4. Dishes of keratinocytes in CFE experiments, fixed after 8 (Myc) or 12 (MycA) days.

5. Phase contrast micrographs of keratinocytes in unsupplemented Keratinocyte Serum Free Medium (KSFM) treated with 4OHT for 24 h. Scale bars: 10 µm.

Figure 5. Epidermal response to MycA

WT: transgene negative; Myc: K14MycER; MycA: K14MycAER. 4OHT doses are indicated.

1. A–D. H&E stained sections of back skin. Arrowhead in (B) shows IFE thickening. Arrows (B–D): differentiated sebocytes.

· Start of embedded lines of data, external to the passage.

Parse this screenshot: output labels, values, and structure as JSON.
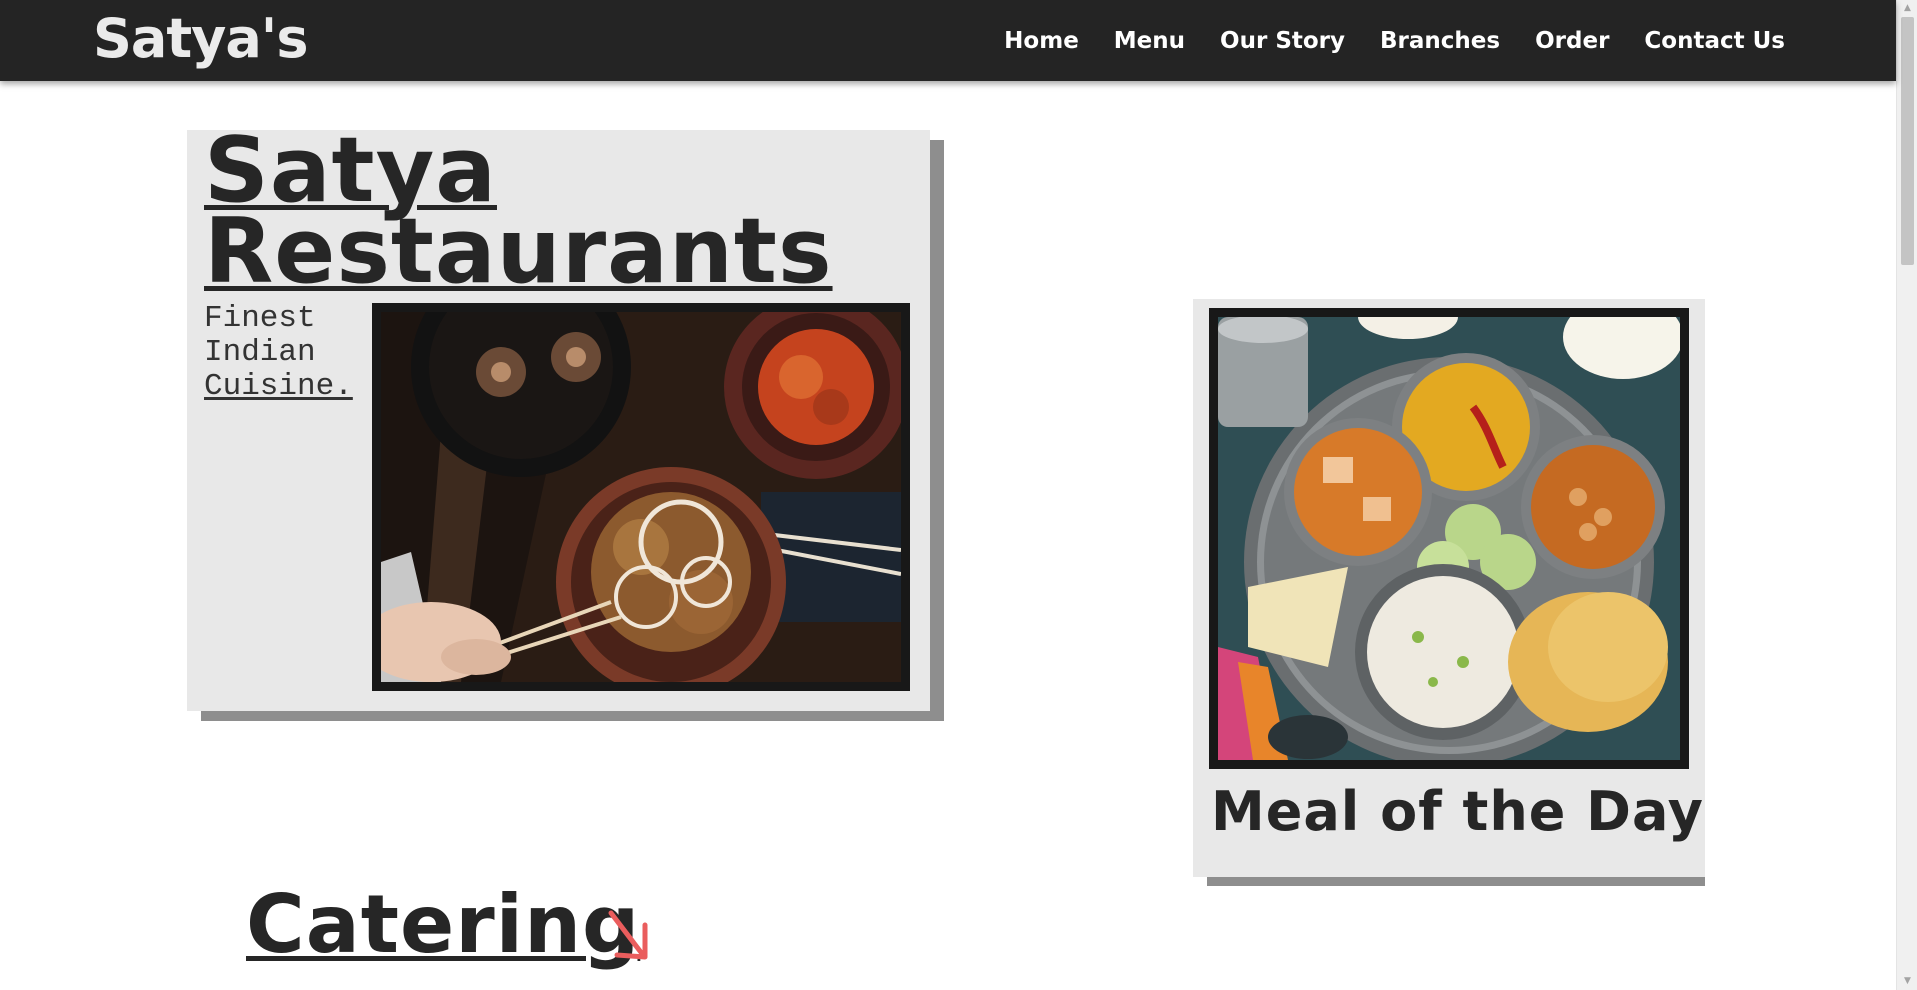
{
  "brand": {
    "name": "Satya's"
  },
  "nav": {
    "items": [
      {
        "label": "Home"
      },
      {
        "label": "Menu"
      },
      {
        "label": "Our Story"
      },
      {
        "label": "Branches"
      },
      {
        "label": "Order"
      },
      {
        "label": "Contact Us"
      }
    ]
  },
  "hero": {
    "title_line1": "Satya",
    "title_line2": "Restaurants",
    "tagline": [
      "Finest",
      "Indian",
      "Cuisine."
    ]
  },
  "meal": {
    "title": "Meal of the Day"
  },
  "catering": {
    "title": "Catering"
  },
  "icons": {
    "arrow": "arrow-down-right-icon",
    "scroll_up": "scroll-up-icon",
    "scroll_down": "scroll-down-icon"
  },
  "colors": {
    "navbar_bg": "#242424",
    "card_bg": "#e8e8e8",
    "card_shadow": "#8e8e8e",
    "heading_text": "#262626",
    "accent_arrow": "#ea5d5d"
  }
}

2. E,F. Ki67 labelling of back skin. Arrows: SG.

3. G. % Ki67 positive IFE basal layer cells ± SEM.

4. H. Maximum IFE thickness (µm) ± SEM.

5. I. IFE basal (BL), spinous (SL), granular (GL) and cornified (CL) layers; 8 days, 0.5 mg 4OHT.

6. J. FABP5 staining. Bracket: SG.

7. K. Scatterplot of FABP5 positive area of individual SG; at least 28 SGs per condition. Red bar: median. *p<0.05, ***p<0.005.

8. L. Summary of effects of Myc and MycA on proliferation of undifferentiated keratinocytes (UD) and differentiation into SG and IFE. Thickened arrows indicate stimulation relative to control, untreated epidermis. Scale bars: 10 µm (A–F), 50 µm (I), 75 µm (J).